The following tips could help you to find a healthy sleep: Your bedroom should be tidy, darkened and well ventilated. It is also helpful not to have any electrical appliances (PC, TV, etc.) in the room and to keep it generally quiet.
Move around throughout the day and avoid exertion just before going to bed. Get as much daylight as possible (it acts as a clock and mood enhancer). Do not drink alcohol for the last three hours before going to bed and avoid nicotine. Take care of your digestive tract by not eating opulently at bedtime.

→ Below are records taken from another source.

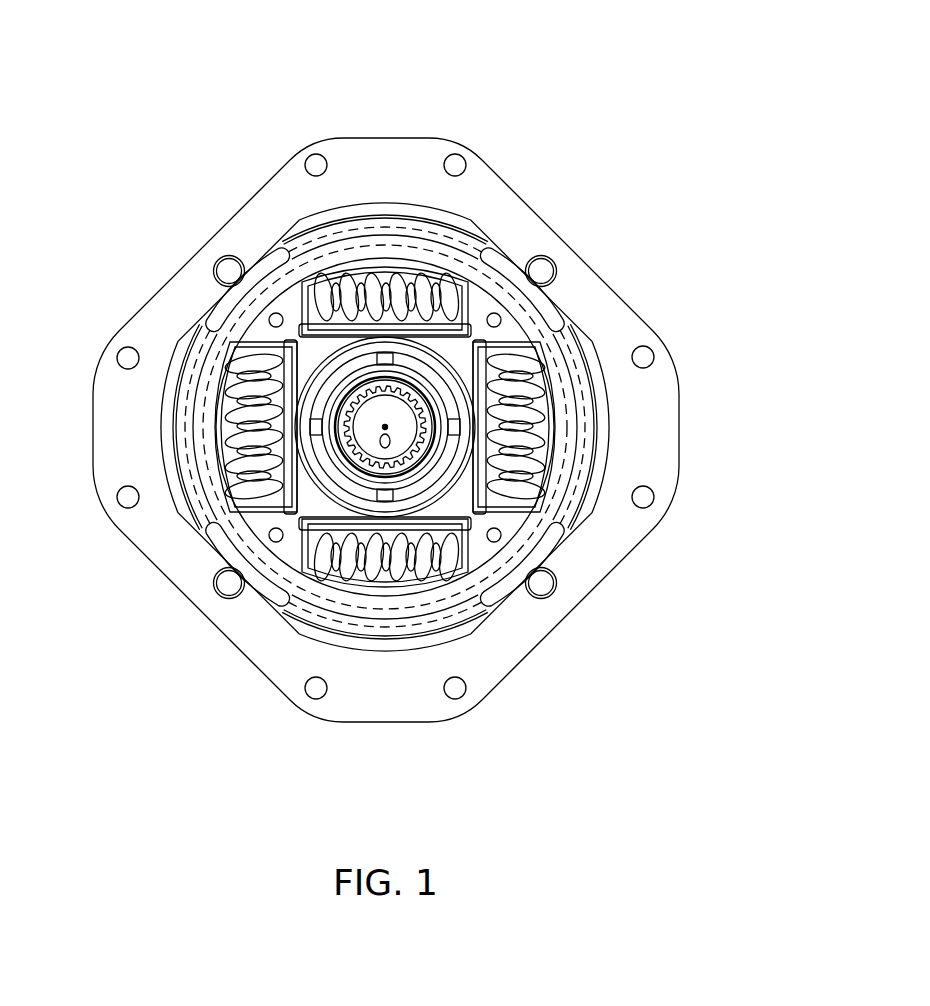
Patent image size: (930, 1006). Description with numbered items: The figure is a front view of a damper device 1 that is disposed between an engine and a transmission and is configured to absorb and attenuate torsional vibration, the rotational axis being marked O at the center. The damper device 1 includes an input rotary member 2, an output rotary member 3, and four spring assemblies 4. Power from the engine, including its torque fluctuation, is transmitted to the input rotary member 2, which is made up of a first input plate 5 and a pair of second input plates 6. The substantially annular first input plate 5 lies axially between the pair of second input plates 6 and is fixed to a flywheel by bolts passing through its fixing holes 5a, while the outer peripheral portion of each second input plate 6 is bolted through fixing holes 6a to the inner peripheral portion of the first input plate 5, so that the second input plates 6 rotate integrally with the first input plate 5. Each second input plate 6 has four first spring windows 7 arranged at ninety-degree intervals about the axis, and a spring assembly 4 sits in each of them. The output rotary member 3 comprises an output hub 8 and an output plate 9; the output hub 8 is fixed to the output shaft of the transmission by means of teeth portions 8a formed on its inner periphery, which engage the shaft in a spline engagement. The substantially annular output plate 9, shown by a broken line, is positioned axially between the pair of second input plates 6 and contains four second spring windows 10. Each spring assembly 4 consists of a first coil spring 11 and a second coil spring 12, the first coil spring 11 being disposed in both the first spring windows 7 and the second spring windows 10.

The damper device 1 is at (556, 100).
The input rotary member 2 is at (672, 205).
The output rotary member 3 is at (655, 558).
The spring assemblies 4 is at (96, 163).
The first input plate 5 is at (583, 262).
The fixing holes 5a is at (455, 154).
The second input plates 6 is at (587, 315).
The fixing holes 6a is at (547, 256).
The first spring windows 7 is at (264, 522).
The output hub 8 is at (402, 440).
The teeth portions 8a is at (433, 463).
The output plate 9 is at (563, 492).
The second spring windows 10 is at (577, 468).
The first coil spring 11 is at (232, 382).
The second coil spring 12 is at (230, 432).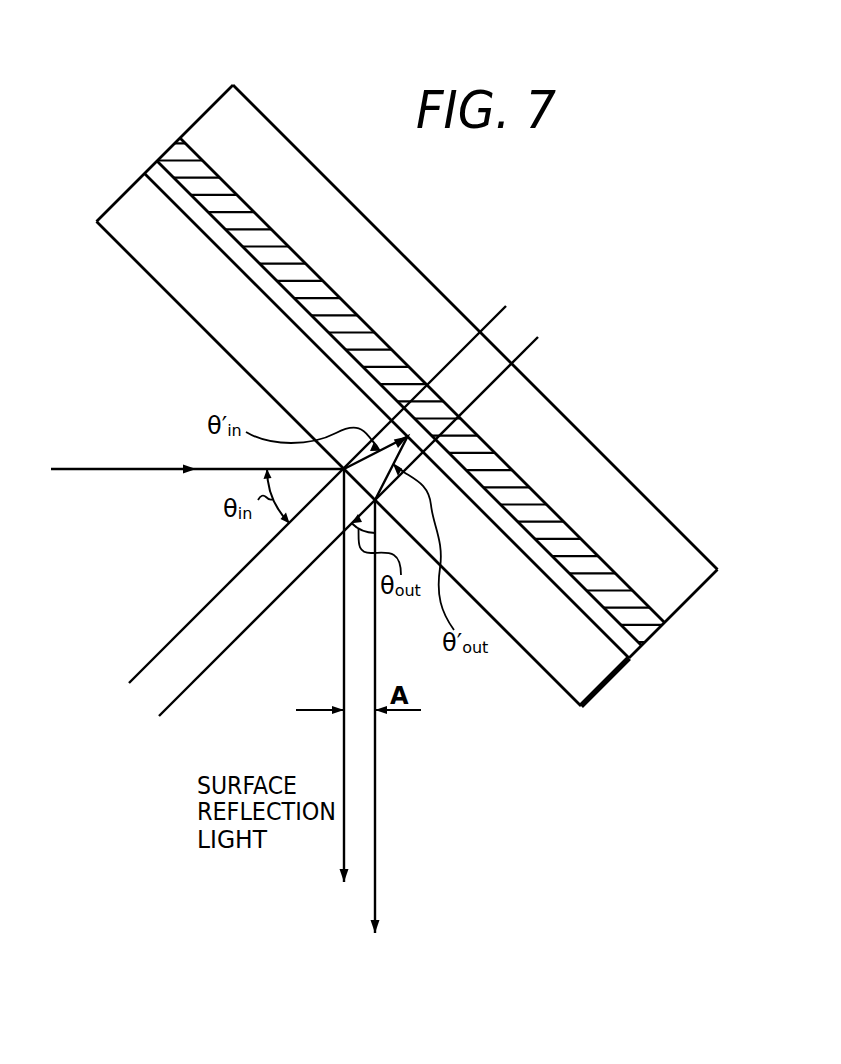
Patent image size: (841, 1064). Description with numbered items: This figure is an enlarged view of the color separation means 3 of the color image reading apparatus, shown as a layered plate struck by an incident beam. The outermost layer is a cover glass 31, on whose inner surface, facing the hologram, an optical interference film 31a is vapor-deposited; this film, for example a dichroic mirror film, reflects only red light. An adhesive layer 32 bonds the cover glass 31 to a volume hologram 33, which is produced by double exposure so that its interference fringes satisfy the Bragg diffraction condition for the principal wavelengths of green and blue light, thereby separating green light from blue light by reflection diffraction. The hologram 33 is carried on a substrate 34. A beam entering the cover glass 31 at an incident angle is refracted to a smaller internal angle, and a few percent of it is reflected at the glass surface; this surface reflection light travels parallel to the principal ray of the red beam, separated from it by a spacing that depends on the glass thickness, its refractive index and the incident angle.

The color separation means 3 is at (189, 19).
The cover glass 31 is at (127, 185).
The optical interference film 31a is at (608, 652).
The adhesive layer 32 is at (152, 163).
The volume hologram 33 is at (177, 137).
The substrate 34 is at (215, 100).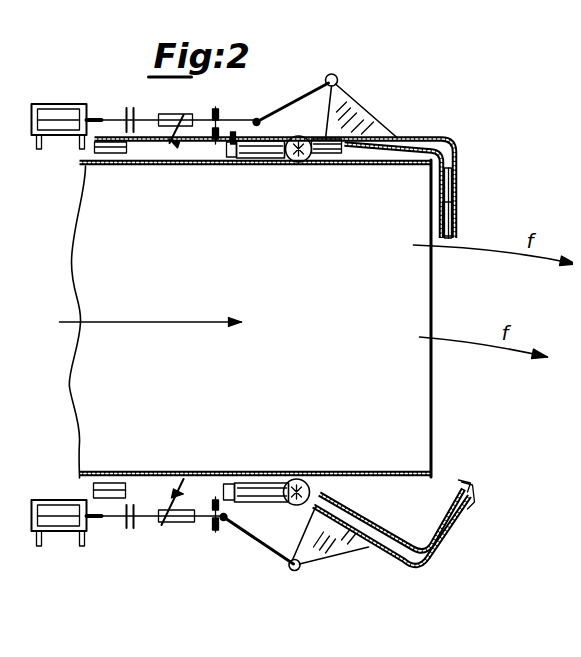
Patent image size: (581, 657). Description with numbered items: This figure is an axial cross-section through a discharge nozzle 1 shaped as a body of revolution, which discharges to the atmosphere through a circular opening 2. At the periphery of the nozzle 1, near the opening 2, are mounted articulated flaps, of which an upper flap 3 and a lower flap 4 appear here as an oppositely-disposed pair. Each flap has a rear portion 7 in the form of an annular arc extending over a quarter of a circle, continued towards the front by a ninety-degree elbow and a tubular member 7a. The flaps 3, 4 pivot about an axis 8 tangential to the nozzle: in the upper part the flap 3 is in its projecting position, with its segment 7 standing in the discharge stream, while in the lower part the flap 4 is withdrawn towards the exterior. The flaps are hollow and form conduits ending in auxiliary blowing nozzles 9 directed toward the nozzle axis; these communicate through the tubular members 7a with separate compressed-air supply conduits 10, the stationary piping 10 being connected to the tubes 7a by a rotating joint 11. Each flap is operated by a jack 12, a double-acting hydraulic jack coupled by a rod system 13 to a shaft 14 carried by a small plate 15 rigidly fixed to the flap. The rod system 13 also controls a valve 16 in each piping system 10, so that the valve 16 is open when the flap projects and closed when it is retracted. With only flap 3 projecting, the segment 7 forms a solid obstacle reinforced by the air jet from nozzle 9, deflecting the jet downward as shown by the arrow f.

The nozzle 1 is at (386, 476).
The circular opening 2 is at (433, 418).
The articulated flap 3 is at (446, 136).
The articulated flap 4 is at (443, 584).
The rear portion 7 is at (456, 192).
The tubular member 7a is at (421, 134).
The axis 8 is at (296, 137).
The auxiliary nozzle 9 is at (452, 233).
The supply conduit 10 is at (92, 148).
The rotating joint 11 is at (298, 161).
The jack 12 is at (58, 102).
The rod system 13 is at (234, 118).
The shaft 14 is at (336, 80).
The small plate 15 is at (343, 128).
The valve 16 is at (180, 144).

Design your evening in a relaxed manner (written "discarding" of thoughts or worries, rather read than watch TV) and find a sleep ritual for yourself. For example, go out into the fresh air or have a cup of tea. Avoid looking at the alarm clock at night. If you can't fall asleep at night, get up, walk a few steps or have a tea. Go back to bed when the so-called sleep pressure returns. All in all: create your own bed as a cosy comfort zone.
Tip #5: Take time for yourself
You are valuable! Take care of yourself and consciously plan "Me Time" in your everyday life. These can be smaller or larger time slots - it is important that at least one appointment with yourself takes place per day. You actively use this time for yourself. Drinking a coffee in peace? Read a good book again? Snacking on delicious chocolate? Taking a long bath? Doing a relaxation exercise? Many things are possible. Make up a list of pleasant activities and plan certain moments of well-being a day or even a few days in advance - that way, you can be sure that you'll be looking forward to them.